Напомню о Вельтмане: «О, как хорош мир, когда все красоты его сливаются в одно существо, и это существо подле сердца». Несколько подробнее такие «красоты», которые собираются в женское «существо», представлены в «Очистительной жертве» Розена: «Восходящее солнце, свежее утро, ясно-голубое небо, задумчивая лунная ночь весны, роса, пурпур, кристалл, светлость, преображение – из этих дивных стихий было составлено сие чудное существо»[1057]. У Кологривовой в магическом сновидении героя приблизительно такие же «дивные стихии» подтягиваются к образу наипрекраснейшей из женщин, венчающей их собою[1058].

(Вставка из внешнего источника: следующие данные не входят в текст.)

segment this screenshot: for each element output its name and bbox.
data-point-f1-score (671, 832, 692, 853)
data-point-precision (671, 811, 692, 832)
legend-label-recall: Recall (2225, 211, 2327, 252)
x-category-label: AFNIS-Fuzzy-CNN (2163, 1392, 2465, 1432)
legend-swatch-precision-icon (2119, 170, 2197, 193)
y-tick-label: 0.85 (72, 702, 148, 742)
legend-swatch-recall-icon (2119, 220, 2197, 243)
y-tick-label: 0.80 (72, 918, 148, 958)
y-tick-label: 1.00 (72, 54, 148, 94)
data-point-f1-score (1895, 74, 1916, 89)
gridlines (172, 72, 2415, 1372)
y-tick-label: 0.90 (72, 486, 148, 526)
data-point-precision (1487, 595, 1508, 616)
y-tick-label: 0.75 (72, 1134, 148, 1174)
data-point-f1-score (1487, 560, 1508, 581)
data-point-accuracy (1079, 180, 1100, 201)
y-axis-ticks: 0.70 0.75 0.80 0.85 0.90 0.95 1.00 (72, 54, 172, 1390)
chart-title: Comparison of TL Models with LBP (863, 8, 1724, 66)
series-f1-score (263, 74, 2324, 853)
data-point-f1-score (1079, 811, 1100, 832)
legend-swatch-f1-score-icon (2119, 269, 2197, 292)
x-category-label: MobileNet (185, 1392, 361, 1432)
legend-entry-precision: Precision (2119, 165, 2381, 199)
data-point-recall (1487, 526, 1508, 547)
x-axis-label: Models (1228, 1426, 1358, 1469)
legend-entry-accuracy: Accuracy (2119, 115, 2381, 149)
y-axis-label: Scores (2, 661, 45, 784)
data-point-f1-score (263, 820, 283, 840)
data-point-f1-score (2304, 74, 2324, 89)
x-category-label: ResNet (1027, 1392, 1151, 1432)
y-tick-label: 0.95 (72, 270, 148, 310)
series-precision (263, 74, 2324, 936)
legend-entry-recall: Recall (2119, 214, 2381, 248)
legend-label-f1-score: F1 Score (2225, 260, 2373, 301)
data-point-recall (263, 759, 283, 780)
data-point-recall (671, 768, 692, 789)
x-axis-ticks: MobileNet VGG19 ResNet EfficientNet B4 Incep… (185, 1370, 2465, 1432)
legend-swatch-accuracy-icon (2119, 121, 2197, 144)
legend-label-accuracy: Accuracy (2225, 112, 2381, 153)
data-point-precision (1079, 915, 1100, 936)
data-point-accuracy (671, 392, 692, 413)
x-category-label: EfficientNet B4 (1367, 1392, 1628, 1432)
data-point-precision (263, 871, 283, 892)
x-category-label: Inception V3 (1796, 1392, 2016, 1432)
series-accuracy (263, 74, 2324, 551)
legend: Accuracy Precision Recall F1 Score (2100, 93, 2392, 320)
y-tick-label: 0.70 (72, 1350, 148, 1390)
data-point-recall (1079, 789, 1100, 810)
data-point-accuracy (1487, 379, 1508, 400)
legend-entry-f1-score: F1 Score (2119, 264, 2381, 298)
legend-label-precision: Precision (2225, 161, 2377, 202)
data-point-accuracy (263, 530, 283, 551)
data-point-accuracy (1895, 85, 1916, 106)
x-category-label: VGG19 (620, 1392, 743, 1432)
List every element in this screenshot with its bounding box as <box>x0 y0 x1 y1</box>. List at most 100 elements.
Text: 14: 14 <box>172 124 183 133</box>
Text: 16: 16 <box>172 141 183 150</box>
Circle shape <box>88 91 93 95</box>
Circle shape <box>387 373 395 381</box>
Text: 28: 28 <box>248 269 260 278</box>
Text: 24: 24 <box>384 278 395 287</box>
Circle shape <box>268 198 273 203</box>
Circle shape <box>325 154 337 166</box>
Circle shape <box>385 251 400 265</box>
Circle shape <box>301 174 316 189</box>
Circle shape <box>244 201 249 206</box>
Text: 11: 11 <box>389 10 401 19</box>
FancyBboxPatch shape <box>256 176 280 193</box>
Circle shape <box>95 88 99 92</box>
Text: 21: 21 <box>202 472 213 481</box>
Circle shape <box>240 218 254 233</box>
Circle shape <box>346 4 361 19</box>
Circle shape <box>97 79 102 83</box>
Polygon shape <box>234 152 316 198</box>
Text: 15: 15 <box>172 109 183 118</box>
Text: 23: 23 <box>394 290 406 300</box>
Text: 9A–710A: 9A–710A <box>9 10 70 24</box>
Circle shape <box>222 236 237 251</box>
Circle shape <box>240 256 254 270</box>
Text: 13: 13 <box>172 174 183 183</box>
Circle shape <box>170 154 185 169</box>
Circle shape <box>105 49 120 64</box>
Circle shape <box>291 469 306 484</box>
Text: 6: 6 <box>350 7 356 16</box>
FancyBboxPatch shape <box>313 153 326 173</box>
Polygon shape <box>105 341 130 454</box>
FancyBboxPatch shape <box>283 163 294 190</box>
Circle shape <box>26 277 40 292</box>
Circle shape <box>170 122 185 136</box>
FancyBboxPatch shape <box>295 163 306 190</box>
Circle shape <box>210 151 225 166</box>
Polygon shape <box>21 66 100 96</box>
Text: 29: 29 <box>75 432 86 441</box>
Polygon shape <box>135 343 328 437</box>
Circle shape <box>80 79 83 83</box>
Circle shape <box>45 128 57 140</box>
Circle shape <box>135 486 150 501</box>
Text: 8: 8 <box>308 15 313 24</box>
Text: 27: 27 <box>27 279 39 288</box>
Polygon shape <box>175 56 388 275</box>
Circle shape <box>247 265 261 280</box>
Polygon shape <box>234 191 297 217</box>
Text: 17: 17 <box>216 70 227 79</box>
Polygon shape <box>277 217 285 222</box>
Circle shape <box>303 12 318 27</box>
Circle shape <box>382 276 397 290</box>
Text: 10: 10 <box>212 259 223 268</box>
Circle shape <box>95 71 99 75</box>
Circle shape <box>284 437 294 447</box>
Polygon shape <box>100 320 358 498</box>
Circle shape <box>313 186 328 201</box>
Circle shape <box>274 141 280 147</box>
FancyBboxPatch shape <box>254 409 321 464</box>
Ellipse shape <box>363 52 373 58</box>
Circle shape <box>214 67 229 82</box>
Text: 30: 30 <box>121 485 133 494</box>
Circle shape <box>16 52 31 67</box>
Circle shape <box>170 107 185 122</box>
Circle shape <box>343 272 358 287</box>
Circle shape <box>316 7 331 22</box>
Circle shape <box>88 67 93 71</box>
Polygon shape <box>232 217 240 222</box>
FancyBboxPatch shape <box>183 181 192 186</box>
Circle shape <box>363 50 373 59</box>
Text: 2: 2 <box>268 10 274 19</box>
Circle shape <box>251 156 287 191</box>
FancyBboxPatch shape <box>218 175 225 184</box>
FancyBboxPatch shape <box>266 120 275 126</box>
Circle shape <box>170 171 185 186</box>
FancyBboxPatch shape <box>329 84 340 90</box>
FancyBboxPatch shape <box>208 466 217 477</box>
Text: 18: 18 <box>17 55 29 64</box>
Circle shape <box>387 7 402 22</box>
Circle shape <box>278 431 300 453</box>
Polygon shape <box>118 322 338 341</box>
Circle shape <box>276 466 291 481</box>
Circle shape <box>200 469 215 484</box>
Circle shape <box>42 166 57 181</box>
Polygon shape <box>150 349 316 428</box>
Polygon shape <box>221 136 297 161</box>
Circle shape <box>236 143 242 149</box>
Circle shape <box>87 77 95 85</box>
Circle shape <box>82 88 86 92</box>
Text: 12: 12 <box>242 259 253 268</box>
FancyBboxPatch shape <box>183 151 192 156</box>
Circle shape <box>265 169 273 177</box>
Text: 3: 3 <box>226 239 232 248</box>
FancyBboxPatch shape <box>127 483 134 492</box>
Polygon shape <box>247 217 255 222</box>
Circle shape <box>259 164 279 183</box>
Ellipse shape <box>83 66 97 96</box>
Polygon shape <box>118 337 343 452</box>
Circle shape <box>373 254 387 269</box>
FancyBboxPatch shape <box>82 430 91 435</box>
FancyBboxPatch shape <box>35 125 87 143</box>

Как говорилось у нас еще в 1-й главе, все эти заместительницы Мадонны или Софии одновременно тождественны для романтика – и русского и западного – самой Душе мира. Ср. в повести Погодина «Адель» (1830):
Ночь, синий свод, осыпанный сверкающими алмазами, полный, светлый месяц, дробящийся между древесными ветвями, воздух благоухает, дорога покрыта тенью, тишина в природе, а душа всего – Адель.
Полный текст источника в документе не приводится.